2) A decentralized Oracle oracle system, mainly responsible for the trustworthy acquisition and verification of off-chain data. Unlike previous Oracles, this oracle adapted for AI Agents may need to create a combination architecture that includes multiple Agents for data collection layers, decision consensus layers, and execution feedback layers, so that the data required by the Agents on-chain and off-chain computation and decision-making can be reached in real-time;

3) A decentralized storage (DA) system, due to the uncertainty of the knowledge base status when AI Agents run, and the reasoning process being somewhat temporary, requires a system to record and store the key state library and reasoning paths behind LLMs in a distributed storage system, providing a cost-controllable data proof mechanism to ensure data availability during public chain verification;

4) A zero-knowledge proof (ZKP) privacy computing layer can link with privacy computing solutions including TEE and FHE, achieving real-time privacy computing + data proof verification, allowing Agents to have a wider range of vertical data sources (medical, financial), and subsequently, more professionally customized service Agents can emerge on top of that;

5) A cross-chain interoperability protocol, somewhat similar to the framework defined by the MCP open-source protocol, but the difference is that this interoperability solution needs to have a relay and communication scheduling mechanism adapted for Agent operation, transmission, and verification, capable of completing asset transfers and state synchronization issues for Agents across different chains, especially including complex states such as Agent context, Prompt, knowledge base, Memory, etc.;

……

In my view, the key to truly conquering web3 AI Agents should be how to make the 'complex workflows' of AI Agents fit as closely as possible with the 'trust verification flows' of blockchain.

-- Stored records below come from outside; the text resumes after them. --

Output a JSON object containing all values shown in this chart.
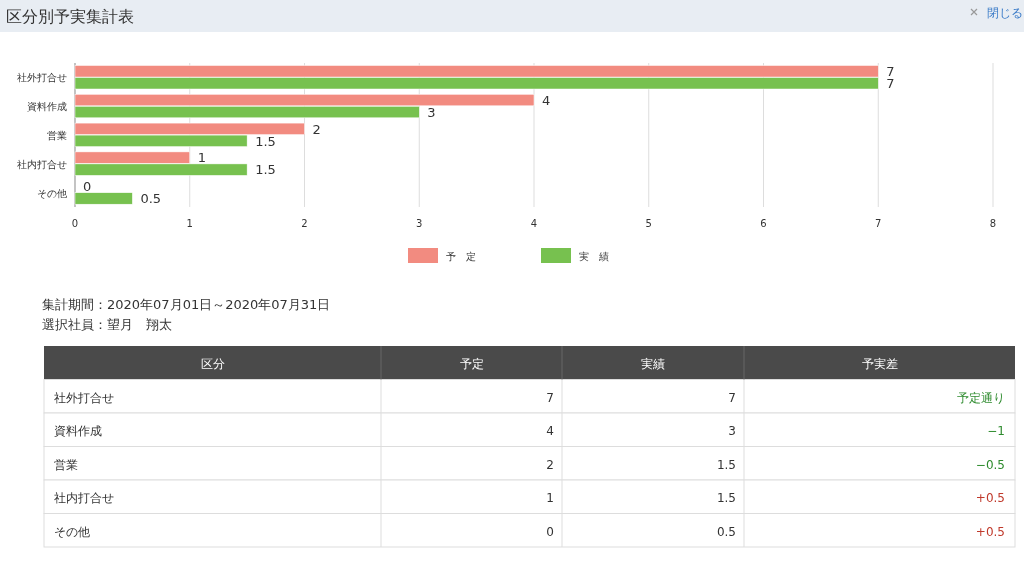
{
  "chart_data": {
    "type": "bar",
    "orientation": "horizontal",
    "title": "区分別予実集計表",
    "categories": [
      "社外打合せ",
      "資料作成",
      "営業",
      "社内打合せ",
      "その他"
    ],
    "series": [
      {
        "name": "予　定",
        "color": "#f28b80",
        "values": [
          7,
          4,
          2,
          1,
          0
        ]
      },
      {
        "name": "実　績",
        "color": "#77c14f",
        "values": [
          7,
          3,
          1.5,
          1.5,
          0.5
        ]
      }
    ],
    "xlim": [
      0,
      8
    ],
    "xticks": [
      0,
      1,
      2,
      3,
      4,
      5,
      6,
      7,
      8
    ],
    "grid": "x",
    "legend": "bottom",
    "data_labels": true,
    "annotations": [
      "集計期間：2020年07月01日～2020年07月31日",
      "選択社員：望月　翔太",
      "区分",
      "予定",
      "実績",
      "予実差",
      "7",
      "7",
      "予定通り",
      "4",
      "3",
      "−1",
      "2",
      "1.5",
      "−0.5",
      "1",
      "1.5",
      "+0.5",
      "0",
      "0.5",
      "+0.5",
      "閉じる"
    ]
  }
}
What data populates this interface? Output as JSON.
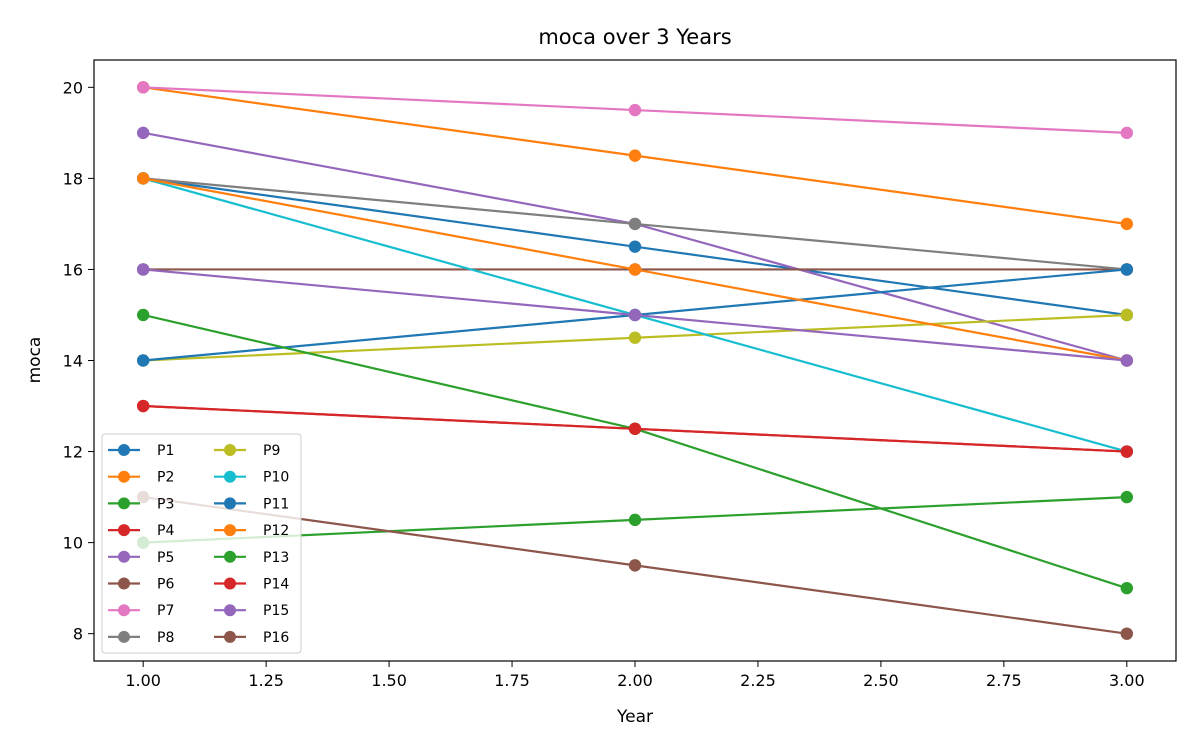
{
  "chart_data": {
    "type": "line",
    "title": "moca over 3 Years",
    "xlabel": "Year",
    "ylabel": "moca",
    "xlim": [
      0.9,
      3.1
    ],
    "ylim": [
      7.4,
      20.6
    ],
    "x": [
      1,
      2,
      3
    ],
    "xticks": [
      1.0,
      1.25,
      1.5,
      1.75,
      2.0,
      2.25,
      2.5,
      2.75,
      3.0
    ],
    "xtick_labels": [
      "1.00",
      "1.25",
      "1.50",
      "1.75",
      "2.00",
      "2.25",
      "2.50",
      "2.75",
      "3.00"
    ],
    "yticks": [
      8,
      10,
      12,
      14,
      16,
      18,
      20
    ],
    "ytick_labels": [
      "8",
      "10",
      "12",
      "14",
      "16",
      "18",
      "20"
    ],
    "grid": false,
    "legend_position": "lower-left",
    "legend_columns": 2,
    "series": [
      {
        "name": "P1",
        "color": "#1f77b4",
        "values": [
          18,
          16.5,
          15
        ]
      },
      {
        "name": "P2",
        "color": "#ff7f0e",
        "values": [
          20,
          18.5,
          17
        ]
      },
      {
        "name": "P3",
        "color": "#2ca02c",
        "values": [
          10,
          10.5,
          11
        ]
      },
      {
        "name": "P4",
        "color": "#d62728",
        "values": [
          13,
          12.5,
          12
        ]
      },
      {
        "name": "P5",
        "color": "#9467bd",
        "values": [
          19,
          17,
          14
        ]
      },
      {
        "name": "P6",
        "color": "#8c564b",
        "values": [
          16,
          16,
          16
        ]
      },
      {
        "name": "P7",
        "color": "#e377c2",
        "values": [
          20,
          19.5,
          19
        ]
      },
      {
        "name": "P8",
        "color": "#7f7f7f",
        "values": [
          18,
          17,
          16
        ]
      },
      {
        "name": "P9",
        "color": "#bcbd22",
        "values": [
          14,
          14.5,
          15
        ]
      },
      {
        "name": "P10",
        "color": "#17becf",
        "values": [
          18,
          15,
          12
        ]
      },
      {
        "name": "P11",
        "color": "#1f77b4",
        "values": [
          14,
          15,
          16
        ]
      },
      {
        "name": "P12",
        "color": "#ff7f0e",
        "values": [
          18,
          16,
          14
        ]
      },
      {
        "name": "P13",
        "color": "#2ca02c",
        "values": [
          15,
          12.5,
          9
        ]
      },
      {
        "name": "P14",
        "color": "#d62728",
        "values": [
          13,
          12.5,
          12
        ]
      },
      {
        "name": "P15",
        "color": "#9467bd",
        "values": [
          16,
          15,
          14
        ]
      },
      {
        "name": "P16",
        "color": "#8c564b",
        "values": [
          11,
          9.5,
          8
        ]
      }
    ]
  }
}
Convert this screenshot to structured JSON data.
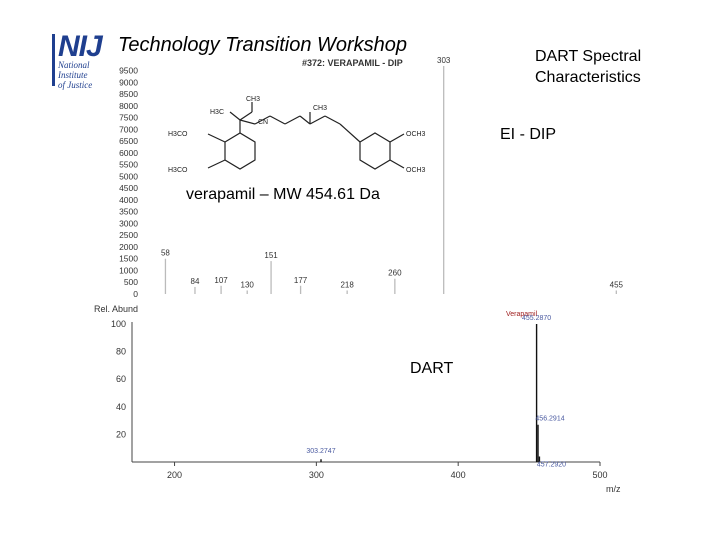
{
  "header": {
    "title": "Technology Transition Workshop",
    "logo_text": "NIJ",
    "logo_sub": [
      "National",
      "Institute",
      "of Justice"
    ]
  },
  "side_title": [
    "DART Spectral",
    "Characteristics"
  ],
  "molecule": {
    "caption": "verapamil – MW 454.61 Da",
    "groups": [
      "CH3",
      "H3C",
      "CN",
      "CH3",
      "H3CO",
      "H3CO",
      "OCH3",
      "OCH3"
    ]
  },
  "ei_label": "EI - DIP",
  "dart_label": "DART",
  "chart_data": [
    {
      "type": "bar",
      "title": "#372: VERAPAMIL - DIP",
      "ylim": [
        0,
        9700
      ],
      "yticks": [
        0,
        500,
        1000,
        1500,
        2000,
        2500,
        3000,
        3500,
        4000,
        4500,
        5000,
        5500,
        6000,
        6500,
        7000,
        7500,
        8000,
        8500,
        9000,
        9500
      ],
      "xlim": [
        40,
        460
      ],
      "xticks": [
        40,
        60,
        80,
        100,
        120,
        140,
        160,
        180,
        200,
        220,
        240,
        260,
        280,
        300,
        320,
        340,
        360,
        380,
        400,
        420,
        440
      ],
      "x": [
        58,
        84,
        107,
        130,
        151,
        177,
        218,
        260,
        303,
        455
      ],
      "values": [
        1500,
        300,
        350,
        150,
        1400,
        350,
        150,
        650,
        9700,
        150
      ],
      "peak_labels": [
        "58",
        "84",
        "107",
        "130",
        "151",
        "177",
        "218",
        "260",
        "303",
        "455"
      ]
    },
    {
      "type": "bar",
      "ylabel": "Rel. Abund",
      "xlabel": "m/z",
      "ylim": [
        0,
        100
      ],
      "yticks": [
        20,
        40,
        60,
        80,
        100
      ],
      "xlim": [
        170,
        500
      ],
      "xticks": [
        200,
        300,
        400,
        500
      ],
      "legend": "Verapamil",
      "x": [
        303.2747,
        455.287,
        456.2914,
        457.292
      ],
      "values": [
        2,
        100,
        27,
        4
      ],
      "peak_labels": [
        "303.2747",
        "455.2870",
        "456.2914",
        "457.2920"
      ]
    }
  ]
}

As for these incremental solutions, whether they are upgraded iterations from existing old narrative projects or re-forged from newly constituted AI Agent narrative tracks, both are possible.

This is the direction that web3 AI Agents should strive to build, aligning with the fundamental innovation ecosystem under the macro narrative of AI + Crypto. If there are no related innovations and differentiated competitive barriers established, then every minor wind and grass in the web2 AI track could turn the web3 AI landscape upside down.